È ormai evidente che deve esserci da qualche parte un “protocollo Lollo”, in forza del quale uno dei migliori gaffeur che siano mai arrivati a governare il nostro paese debba manifestare le proprie capacità con un’ulteriore dimostrazione di bravura nel campo.
L’ultima del ministro Lollobrigida suona pressappoco così: “Per fortuna quest’anno la siccità ha colpito alcune zone del Sud e la Sicilia in particolare“.
Il ministro, nel chiedere scusa a chi “si è sentito offeso”, ha contemporaneamente buttato la cosa in caciara: “Agli sciacalli, che stanno provando a farne un caso, suggerisco invece di usare il proprio intelletto un pochino meglio”, così ha dichiarato; e noi, per non essere annoverati fra quelle simpatiche bestiole, proveremo appunto a usare le nostre scarse risorse intellettive per chiarire perché non sia una questione di suscettibilità e amor proprio quella che ha mosso i siciliani ad elevare le proprie proteste, quanto di sgomento di fronte all’ennesima, apparente ignoranza di come stiano le cose.
Dunque vediamo: intanto, cominciamo che dire che in Sicilia, come ha scritto il Quotidiano di quella regione, a causa della siccità si teme per quest’anno un disastro non solo per l’agricoltura in generale, ma specificamente per la viticoltura. Un settore che sta a cuore al ministro, come ha dimostrato con le sue parole in occasione del Vinitaly, dove tra l’altro il padiglione della Sicilia è quello che è stato più visitato dopo quello della regione ospitante, il Veneto.
Nel rapporto Ismea presentato a fine 2022, troviamo tutto quel che serve in fatto di numeri.
Innanzitutto, il numero di aziende vinicole, che è il secondo dopo la Puglia (altra regione del Sud, dove “per fortuna” si è limitata la siccità). La Sicilia risulta, con 99.000 ettari vitati, anche la seconda regione del “vigneto Italia” per estensione dopo il Veneto (100.000 ettari); di questi 99.000, 60.000 sono DOP e 15.000 IGP, cioè di particolare e riconosciuto pregio.
Sempre dallo stesso rapporto, ricaviamo poi che la Sicilia è la quarta regione d’Italia per produzione di uve e mosti (dati 2021), dopo Veneto, Puglia ed Emilia Romagna, con il 9 per cento della produzione nazionale.
Ma è quando si guarda al fatturato che arrivano i dati più interessanti. Quando il rapporto Ismea è stato scritto (a fine 2022, e quindi tenendo conto presumibilmente del fatturato 2021), le sole IGB imbottigliate valevano 226 milioni di euro, al quarto posto in Italia e davanti a regioni blasonatissime come, per dire, Toscana e Piemonte.
Se si vuole un dato più aggiornato, è utilissima l’analisi dettagliata effettuata dal prof. Sebastiano Torcivia, docente dell’università di Palermo: in quella troviamo che il fatturato complessivo per 2022 delle aziende siciliane che vendono vino è stato pari a 473,18 milioni di euro, con una crescita rispetto all’esercizio precedente del 13 per cento – in linea peraltro con gli ottimi segnali provenienti dall’ultimo Vinitaly e nonostante la pandemia.
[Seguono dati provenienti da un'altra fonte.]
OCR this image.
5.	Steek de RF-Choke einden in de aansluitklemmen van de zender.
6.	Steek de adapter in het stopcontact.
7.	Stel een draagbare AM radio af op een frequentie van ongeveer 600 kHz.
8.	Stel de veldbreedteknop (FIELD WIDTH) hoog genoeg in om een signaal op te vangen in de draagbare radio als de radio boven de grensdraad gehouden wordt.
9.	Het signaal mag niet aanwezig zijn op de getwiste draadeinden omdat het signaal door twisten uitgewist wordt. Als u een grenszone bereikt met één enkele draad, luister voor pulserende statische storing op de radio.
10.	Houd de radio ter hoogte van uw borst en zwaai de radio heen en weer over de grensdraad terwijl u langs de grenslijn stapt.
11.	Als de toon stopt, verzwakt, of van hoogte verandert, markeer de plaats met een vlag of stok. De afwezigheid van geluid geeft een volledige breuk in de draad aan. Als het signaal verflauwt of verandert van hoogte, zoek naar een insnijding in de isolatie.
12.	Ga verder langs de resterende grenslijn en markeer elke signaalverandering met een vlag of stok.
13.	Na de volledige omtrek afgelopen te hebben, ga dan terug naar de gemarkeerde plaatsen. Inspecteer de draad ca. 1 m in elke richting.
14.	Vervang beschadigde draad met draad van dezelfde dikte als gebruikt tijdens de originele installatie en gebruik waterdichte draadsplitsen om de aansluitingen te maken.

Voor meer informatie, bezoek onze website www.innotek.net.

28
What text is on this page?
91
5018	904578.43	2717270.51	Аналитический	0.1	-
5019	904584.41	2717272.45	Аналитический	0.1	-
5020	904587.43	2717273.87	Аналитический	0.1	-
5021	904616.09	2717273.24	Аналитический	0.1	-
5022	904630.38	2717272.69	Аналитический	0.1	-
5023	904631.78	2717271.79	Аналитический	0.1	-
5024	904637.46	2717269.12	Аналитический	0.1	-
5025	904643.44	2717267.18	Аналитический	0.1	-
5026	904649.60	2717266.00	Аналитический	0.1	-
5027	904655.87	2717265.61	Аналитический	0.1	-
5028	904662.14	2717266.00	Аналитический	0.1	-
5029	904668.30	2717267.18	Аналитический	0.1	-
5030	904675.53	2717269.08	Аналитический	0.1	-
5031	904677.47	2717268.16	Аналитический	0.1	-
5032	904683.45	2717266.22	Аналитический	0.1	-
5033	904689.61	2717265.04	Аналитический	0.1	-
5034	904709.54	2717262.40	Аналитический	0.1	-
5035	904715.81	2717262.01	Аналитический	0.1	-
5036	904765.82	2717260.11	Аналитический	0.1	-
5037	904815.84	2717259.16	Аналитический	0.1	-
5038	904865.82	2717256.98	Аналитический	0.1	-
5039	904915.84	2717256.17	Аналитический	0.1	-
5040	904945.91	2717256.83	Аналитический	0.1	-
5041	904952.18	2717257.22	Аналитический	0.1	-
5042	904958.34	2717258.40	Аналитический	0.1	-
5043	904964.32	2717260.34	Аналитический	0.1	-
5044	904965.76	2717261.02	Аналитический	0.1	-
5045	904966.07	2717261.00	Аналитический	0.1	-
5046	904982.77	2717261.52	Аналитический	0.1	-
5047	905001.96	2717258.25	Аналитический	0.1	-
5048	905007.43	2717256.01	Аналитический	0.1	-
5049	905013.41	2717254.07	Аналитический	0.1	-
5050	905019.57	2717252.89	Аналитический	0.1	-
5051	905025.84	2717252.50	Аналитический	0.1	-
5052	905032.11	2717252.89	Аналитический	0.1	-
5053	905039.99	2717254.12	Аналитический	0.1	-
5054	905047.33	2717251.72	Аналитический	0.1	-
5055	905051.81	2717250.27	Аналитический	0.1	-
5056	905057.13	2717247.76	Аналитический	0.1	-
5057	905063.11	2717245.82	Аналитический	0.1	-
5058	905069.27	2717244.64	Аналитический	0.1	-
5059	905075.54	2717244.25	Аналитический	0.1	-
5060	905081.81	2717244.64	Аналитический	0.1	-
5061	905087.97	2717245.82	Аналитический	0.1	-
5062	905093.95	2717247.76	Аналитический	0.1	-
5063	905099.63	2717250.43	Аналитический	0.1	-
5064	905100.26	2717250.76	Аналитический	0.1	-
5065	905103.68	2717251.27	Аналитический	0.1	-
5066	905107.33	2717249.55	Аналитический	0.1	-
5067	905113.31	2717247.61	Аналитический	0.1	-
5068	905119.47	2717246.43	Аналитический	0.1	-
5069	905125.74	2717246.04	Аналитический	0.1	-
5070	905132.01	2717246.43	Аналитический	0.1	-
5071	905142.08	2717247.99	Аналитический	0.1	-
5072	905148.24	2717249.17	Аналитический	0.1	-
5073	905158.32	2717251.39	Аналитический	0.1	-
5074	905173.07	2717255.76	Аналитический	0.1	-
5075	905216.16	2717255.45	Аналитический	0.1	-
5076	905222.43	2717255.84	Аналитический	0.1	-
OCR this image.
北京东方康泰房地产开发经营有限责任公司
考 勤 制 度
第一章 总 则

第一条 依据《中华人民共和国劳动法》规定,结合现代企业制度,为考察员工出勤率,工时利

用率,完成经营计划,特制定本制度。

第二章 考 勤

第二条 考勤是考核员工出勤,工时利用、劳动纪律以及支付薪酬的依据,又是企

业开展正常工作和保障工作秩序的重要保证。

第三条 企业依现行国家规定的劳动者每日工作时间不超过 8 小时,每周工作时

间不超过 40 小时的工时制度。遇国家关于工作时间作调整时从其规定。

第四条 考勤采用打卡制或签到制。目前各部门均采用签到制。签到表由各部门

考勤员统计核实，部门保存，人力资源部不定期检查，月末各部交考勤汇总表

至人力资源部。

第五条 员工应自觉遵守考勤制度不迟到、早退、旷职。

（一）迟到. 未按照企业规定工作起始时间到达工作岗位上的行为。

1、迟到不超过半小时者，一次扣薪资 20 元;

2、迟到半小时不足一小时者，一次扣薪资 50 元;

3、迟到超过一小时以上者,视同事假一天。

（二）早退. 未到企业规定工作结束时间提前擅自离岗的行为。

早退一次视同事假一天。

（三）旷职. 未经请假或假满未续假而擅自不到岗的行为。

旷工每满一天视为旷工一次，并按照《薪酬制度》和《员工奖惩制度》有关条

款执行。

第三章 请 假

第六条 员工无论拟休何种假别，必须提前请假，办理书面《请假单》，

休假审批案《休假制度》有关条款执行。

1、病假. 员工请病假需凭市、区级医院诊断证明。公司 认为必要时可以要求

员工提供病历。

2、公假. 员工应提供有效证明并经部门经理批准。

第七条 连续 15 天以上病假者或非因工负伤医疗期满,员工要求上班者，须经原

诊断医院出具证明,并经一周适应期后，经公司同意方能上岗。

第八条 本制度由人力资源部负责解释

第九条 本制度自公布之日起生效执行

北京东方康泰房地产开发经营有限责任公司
Questo è un sintetico e certamente non esaustivo insieme di elementi che dovrebbe meglio far comprendere perché, quando qualche ministro inciampa nell’ennesima gaffe, scusandosi poi per la possibile “offesa” ai siciliani, la preoccupazione aumenta ancor più: non è un problema di amor proprio quello che tormenta gli abitanti delle regioni del sud, quanto il rischio di perdere a causa delle sempre più severe conseguenze del clima alterato il risultato del lavoro realizzato in un settore di eccellenza che non ha assolutamente nulla da invidiare a quanto il settore realizza nel resto d’Italia.
Certe gaffe non fanno ridere, ma piangere.